Portakal Çiçeği

En Tonton Çift

26 Temmuz 2021

Yazı: En Tonton Çift | Yazan: Sıla Malik

Bugün sizlere hayatımda gördüğüm en tatlı çifti anlatacağım. Şükriye & Kazım ŞAHİN.

Çok sevdiğim, anneannem ve dedem.

Bu sene çok özel onlar için. 60. evlilik yıldönümleri. Onların hikayesini ve karakterlerini hem ölümsüzleştirmek hem de sizlerle paylaşmak istedim. Zira bu pamuk yürekli iki insanı yaşatabilmek ve isimlerini daima anabilmek istiyorum.

Anneannem ve dedemin arasında birer yaş var. Dedem 1943, anneannem 1944 doğumlu. İkisi de Isparta’da doğup büyümüşler.

Yolları daha çok küçüklerken kesişmiş aslında.

Anneannem, babasını, annesi ona altı aylık hamileyken kaybetmiş, babasının ailesi ne annesiyle ona ne de ölen oğullarına sahip çıkmamış. Hiç göremediği babasının mezarının yerini bile bilmez anneannem.

Anneannem çocukluk ve gençliğinin hemen hemen hepsini dedesinin yanında geçirmiş. Maalesef annesi onu okula göndermemiş. Okuma yazma bilmemek hep yakındığı bir durum.

Bu sırada dedemin annesi genç yaşta vefat etmiş. Nasıl olduysa dedemin babasıyla anneannemin annesini buluşturan hayat onları üvey kardeş yapmış. Ama onlar bırak beraber büyümeyi, birbirlerini bile zor görmüşler büyürken. Fakat evlilik çağına geldiklerinde birbirlerini beğenerek evlenmişler. Anneannem çok güzel, alımlı bir genç kadınmış. Dedem de kara yağız delikanlı. Evlendiklerinde dedem 18, anneannem 17 yaşındaymış.

Evliliklerinin birinci yılının ardından büyük teyzem Sema dünyaya gelmiş ve aynı zamanda dedem askere gitmiş.

Anneannem hâlâ o dönemin zorluklarını anlatırken yaşar.

Teyzem bağışıklığı düşük bir çocukmuş, uzun süre hastanelerde yatmış. Dedemin yokluğunda, genç yaşında dik durmayı başarmış anneannem.

O zamanlar köyde, taş evleri varmış. Hatta ortanca teyzem Selma ve annem Hatice de o eve doğmuşlar.

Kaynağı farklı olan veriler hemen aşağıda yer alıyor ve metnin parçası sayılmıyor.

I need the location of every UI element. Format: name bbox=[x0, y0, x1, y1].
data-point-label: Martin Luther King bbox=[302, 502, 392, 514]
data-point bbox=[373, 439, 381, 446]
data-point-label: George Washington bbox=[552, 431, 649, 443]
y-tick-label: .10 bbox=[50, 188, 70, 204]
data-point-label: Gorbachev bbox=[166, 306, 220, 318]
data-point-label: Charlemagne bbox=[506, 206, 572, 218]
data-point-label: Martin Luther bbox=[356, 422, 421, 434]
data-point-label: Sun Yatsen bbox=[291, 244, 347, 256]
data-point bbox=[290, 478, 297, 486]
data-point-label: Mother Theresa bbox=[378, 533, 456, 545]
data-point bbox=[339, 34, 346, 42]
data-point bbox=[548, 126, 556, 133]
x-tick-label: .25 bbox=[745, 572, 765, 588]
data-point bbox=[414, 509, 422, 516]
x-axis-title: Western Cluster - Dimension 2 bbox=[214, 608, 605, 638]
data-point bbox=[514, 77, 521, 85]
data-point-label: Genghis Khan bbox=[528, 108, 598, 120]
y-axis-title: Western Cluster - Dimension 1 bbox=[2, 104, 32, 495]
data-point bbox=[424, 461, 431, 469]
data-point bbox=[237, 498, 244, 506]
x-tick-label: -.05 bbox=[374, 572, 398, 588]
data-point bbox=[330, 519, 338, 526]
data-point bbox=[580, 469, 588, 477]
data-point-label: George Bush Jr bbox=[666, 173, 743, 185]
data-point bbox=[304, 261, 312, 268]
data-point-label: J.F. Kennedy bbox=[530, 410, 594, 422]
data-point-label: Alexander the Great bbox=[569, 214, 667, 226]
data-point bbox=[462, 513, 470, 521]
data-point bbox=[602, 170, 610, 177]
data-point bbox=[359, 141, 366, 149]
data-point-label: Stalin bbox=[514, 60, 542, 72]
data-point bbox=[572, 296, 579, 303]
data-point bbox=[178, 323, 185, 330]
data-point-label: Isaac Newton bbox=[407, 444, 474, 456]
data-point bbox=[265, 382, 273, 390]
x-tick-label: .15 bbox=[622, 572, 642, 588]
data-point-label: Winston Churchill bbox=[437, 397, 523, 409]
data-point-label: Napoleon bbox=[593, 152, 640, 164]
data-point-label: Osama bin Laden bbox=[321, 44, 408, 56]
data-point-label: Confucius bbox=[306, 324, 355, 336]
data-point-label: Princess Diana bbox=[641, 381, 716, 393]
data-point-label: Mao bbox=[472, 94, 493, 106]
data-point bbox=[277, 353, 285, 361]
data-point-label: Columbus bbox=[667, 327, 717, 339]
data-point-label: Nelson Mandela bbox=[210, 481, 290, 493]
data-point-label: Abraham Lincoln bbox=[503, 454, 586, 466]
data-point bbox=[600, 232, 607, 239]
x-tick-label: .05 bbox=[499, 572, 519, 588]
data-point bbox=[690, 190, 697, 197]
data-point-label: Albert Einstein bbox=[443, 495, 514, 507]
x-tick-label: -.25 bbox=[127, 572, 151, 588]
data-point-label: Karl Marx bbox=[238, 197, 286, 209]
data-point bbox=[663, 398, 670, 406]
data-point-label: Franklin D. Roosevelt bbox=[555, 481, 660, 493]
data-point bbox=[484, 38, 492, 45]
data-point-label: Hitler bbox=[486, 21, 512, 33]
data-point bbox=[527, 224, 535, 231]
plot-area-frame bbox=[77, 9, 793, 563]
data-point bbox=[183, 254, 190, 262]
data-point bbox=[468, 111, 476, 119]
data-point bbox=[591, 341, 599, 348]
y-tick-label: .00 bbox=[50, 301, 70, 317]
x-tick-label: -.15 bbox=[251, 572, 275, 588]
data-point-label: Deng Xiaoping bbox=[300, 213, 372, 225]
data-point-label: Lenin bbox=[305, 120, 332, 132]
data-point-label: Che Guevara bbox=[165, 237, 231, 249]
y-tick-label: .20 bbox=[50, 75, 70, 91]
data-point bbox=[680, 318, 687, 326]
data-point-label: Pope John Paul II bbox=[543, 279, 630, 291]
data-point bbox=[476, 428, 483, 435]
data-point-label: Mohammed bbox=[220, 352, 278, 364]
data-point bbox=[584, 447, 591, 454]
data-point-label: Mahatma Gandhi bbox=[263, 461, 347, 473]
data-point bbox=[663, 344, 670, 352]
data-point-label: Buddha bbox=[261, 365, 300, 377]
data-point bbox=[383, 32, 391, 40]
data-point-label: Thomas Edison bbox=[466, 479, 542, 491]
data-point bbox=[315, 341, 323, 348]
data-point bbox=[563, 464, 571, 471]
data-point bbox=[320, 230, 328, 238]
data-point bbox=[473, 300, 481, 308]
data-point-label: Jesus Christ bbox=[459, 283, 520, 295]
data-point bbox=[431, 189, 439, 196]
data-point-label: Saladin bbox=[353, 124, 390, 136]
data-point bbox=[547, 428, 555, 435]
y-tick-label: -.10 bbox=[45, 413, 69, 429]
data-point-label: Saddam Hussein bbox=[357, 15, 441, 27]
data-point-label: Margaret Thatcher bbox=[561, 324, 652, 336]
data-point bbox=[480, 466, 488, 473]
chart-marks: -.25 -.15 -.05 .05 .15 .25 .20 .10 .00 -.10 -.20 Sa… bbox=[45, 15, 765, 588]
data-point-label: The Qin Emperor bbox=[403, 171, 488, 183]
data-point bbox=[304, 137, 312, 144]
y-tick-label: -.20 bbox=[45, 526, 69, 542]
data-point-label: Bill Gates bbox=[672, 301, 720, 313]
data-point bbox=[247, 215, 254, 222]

Selma teyzem ve annemin arasında bir yaş var. Ailenin ikiz gibi didişen çocukları onlarmış. Büyük teyzem ve anneannem halı dokurlarmış. Sema teyzemin en büyük keyfi mum ışığı ya da gaz lambasının ışığında kitap okumakmış.

Üstte de belirttim. Anneannem ve dedem aslında üvey kardeşler. Bir ortak kardeşleri var. Havva Hala. Küçükken bu bağlantıyı anlamakta güçlük çekerdim. Şimdi ilk defa duyanlar aynı zorluğu çekiyorlar 😊

Dedem hem köy işlerini yürütmüş hem de devlet hastanesinde personel olarak çalışmış. Döneminde ve emekliliğinden sonra bile bıraktığı itibar ve saygınlık o kadar etkiliyor ki beni. Herkesin ya Kazım Amca’sı ya da Kazım Dede’si. Annem ilkokuldayken şehir merkezindeki kooperatifin yaptığı evlere, Sağlık Evleri’ne taşınmışlar. Çocukluğumun en güzel zamanları o sitede geçti benim. Yine anlattığım iki güzel insan sayesinde.

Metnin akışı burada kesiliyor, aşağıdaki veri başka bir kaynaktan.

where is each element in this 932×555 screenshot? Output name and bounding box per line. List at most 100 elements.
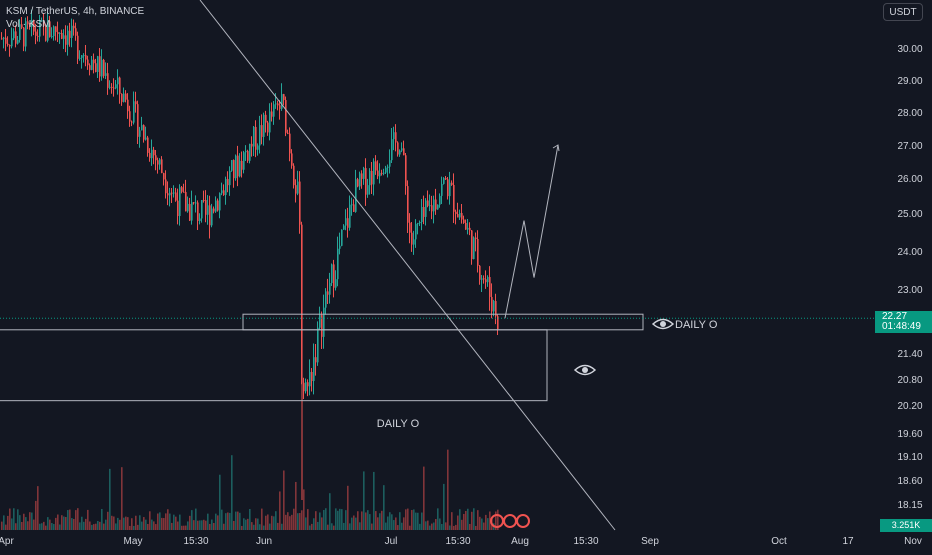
candle-body — [393, 132, 395, 140]
candle-body — [389, 160, 391, 167]
volume-bar — [335, 508, 337, 530]
candle-body — [309, 371, 311, 387]
candle-body — [261, 125, 263, 137]
volume-bar — [451, 512, 453, 530]
price-tick-label: 19.10 — [897, 452, 922, 463]
volume-bar — [221, 509, 223, 530]
candle-body — [237, 155, 239, 177]
candle-body — [209, 205, 211, 226]
price-tick-label: 25.00 — [897, 209, 922, 220]
daily-zone-box[interactable] — [0, 329, 548, 402]
volume-bar — [441, 523, 443, 530]
volume-bar — [273, 516, 275, 530]
candle-body — [67, 30, 69, 45]
candle-body — [7, 43, 9, 45]
volume-bar — [181, 525, 183, 530]
candle-body — [173, 192, 175, 194]
candle-body — [47, 21, 49, 41]
volume-bar — [389, 512, 391, 530]
volume-bar — [417, 512, 419, 530]
volume-bar — [223, 523, 225, 530]
candle-body — [87, 59, 89, 66]
candle-body — [107, 73, 109, 88]
volume-bar — [11, 518, 13, 530]
candle-body — [33, 19, 35, 32]
candle-body — [89, 65, 91, 70]
candle-body — [307, 382, 309, 387]
volume-bar — [287, 512, 289, 530]
event-marker[interactable] — [516, 514, 530, 528]
candle-body — [49, 21, 51, 37]
candle-body — [169, 192, 171, 196]
volume-bar — [219, 474, 221, 530]
volume-bar — [275, 511, 277, 530]
eye-icon[interactable] — [651, 318, 675, 330]
candle-body — [277, 103, 279, 106]
volume-bar — [463, 513, 465, 530]
volume-bar — [367, 510, 369, 530]
volume-bar — [79, 522, 81, 530]
candle-body — [471, 230, 473, 260]
candle-body — [105, 73, 107, 76]
price-tick-label: 18.15 — [897, 500, 922, 511]
volume-bar — [329, 493, 331, 530]
candle-body — [157, 160, 159, 165]
candle-body — [225, 178, 227, 196]
candle-body — [51, 36, 53, 38]
candle-body — [491, 296, 493, 312]
volume-bar — [487, 518, 489, 530]
price-tick-label: 24.00 — [897, 247, 922, 258]
volume-bar — [107, 511, 109, 530]
currency-button[interactable]: USDT — [883, 3, 923, 21]
trend-line[interactable] — [199, 0, 616, 531]
projection-path[interactable] — [504, 144, 559, 319]
volume-bar — [19, 515, 21, 530]
price-tick-label: 28.00 — [897, 108, 922, 119]
candle-body — [103, 59, 105, 76]
candle-body — [285, 100, 287, 133]
volume-bar — [321, 517, 323, 530]
daily-level-box[interactable] — [242, 313, 644, 331]
volume-bar — [255, 518, 257, 530]
candle-body — [361, 173, 363, 179]
volume-bar — [13, 508, 15, 530]
volume-bar — [295, 481, 297, 530]
candle-body — [363, 168, 365, 179]
volume-bar — [373, 471, 375, 530]
volume-bar — [167, 509, 169, 530]
candle-body — [23, 27, 25, 47]
volume-bar — [409, 525, 411, 530]
price-tick-label: 27.00 — [897, 141, 922, 152]
bar-countdown: 01:48:49 — [882, 321, 921, 332]
volume-bar — [283, 470, 285, 530]
candle-body — [133, 101, 135, 123]
volume-bar — [95, 523, 97, 530]
daily-zone-label: DAILY O — [377, 418, 420, 430]
candle-body — [321, 315, 323, 337]
volume-bar — [129, 525, 131, 530]
volume-bar — [377, 517, 379, 530]
candle-body — [129, 111, 131, 122]
volume-bar — [145, 519, 147, 530]
candle-body — [495, 301, 497, 317]
candle-body — [341, 229, 343, 246]
volume-bar — [393, 520, 395, 530]
candle-body — [247, 151, 249, 161]
volume-bar — [195, 508, 197, 530]
volume-bar — [91, 524, 93, 530]
volume-bar — [339, 508, 341, 530]
event-marker[interactable] — [503, 514, 517, 528]
candle-body — [1, 38, 3, 40]
volume-bar — [475, 525, 477, 530]
candle-body — [125, 93, 127, 100]
eye-icon[interactable] — [573, 364, 597, 376]
volume-bar — [213, 522, 215, 530]
volume-bar — [149, 511, 151, 530]
candle-body — [283, 94, 285, 101]
volume-bar — [141, 521, 143, 530]
candle-body — [483, 278, 485, 280]
volume-bar — [343, 522, 345, 530]
candle-body — [183, 191, 185, 193]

Anneannem çok zeki ancak oldukça da duygusal bir kadın. Hemen gözleri dolabilir, sizin derdinizi kendi derdi gibi sahiplenir, rahat etmeniz için her şeyi düşünür. Okuma yazma bilmemesine rağmen hesap işlerinde üstüne yoktur. Hatta dedem bile bu konuda kendinden çok ona güvenir. Her zaman bir acil durum bütçesi vardır. Dedem boşuna “Benim bankam” demiyor ona.

Bu çift hakkındaki özel ve zarif birkaç detaydan bahsetmek istiyorum sizlere.

Dedem hiçbir zaman anneannemi kendinden aşağı görmemiş, aksine saygı ve sevgiye dayalı bir yaklaşımı vardır her zaman. Anneannem ailenin çevip çevireni. Onlar didişmeden edemeyen ancak yalnız kaldıklarında telefonla her gün mutlaka konuşan, konuşurken seslerini özellikle yumuşatan bir çift.

Dedem köye yeni bir ev yaptıktan sonra pek bir yerlere gitmek istemez oldu. Biz torunlarına “Anneannenizi yolluyorum yanınıza. Ben de son bir hafta gelirim” sık söylediği mottosudur. Tahmin ettiğiniz üzere anneannem onsuz yapamadığından o da bir haftadan fazla yalnız kalamaz.

Tartışmaları bile bir değişiktir bana göre. Anneannem daha çabuk sinirleneni bu ilişkinin. Eğer dedeme kızdıysa söylenmeye başlar, dedemse anneannemin bu hallerine gülerek, ıslık çalarak sakinleşmesini bekler.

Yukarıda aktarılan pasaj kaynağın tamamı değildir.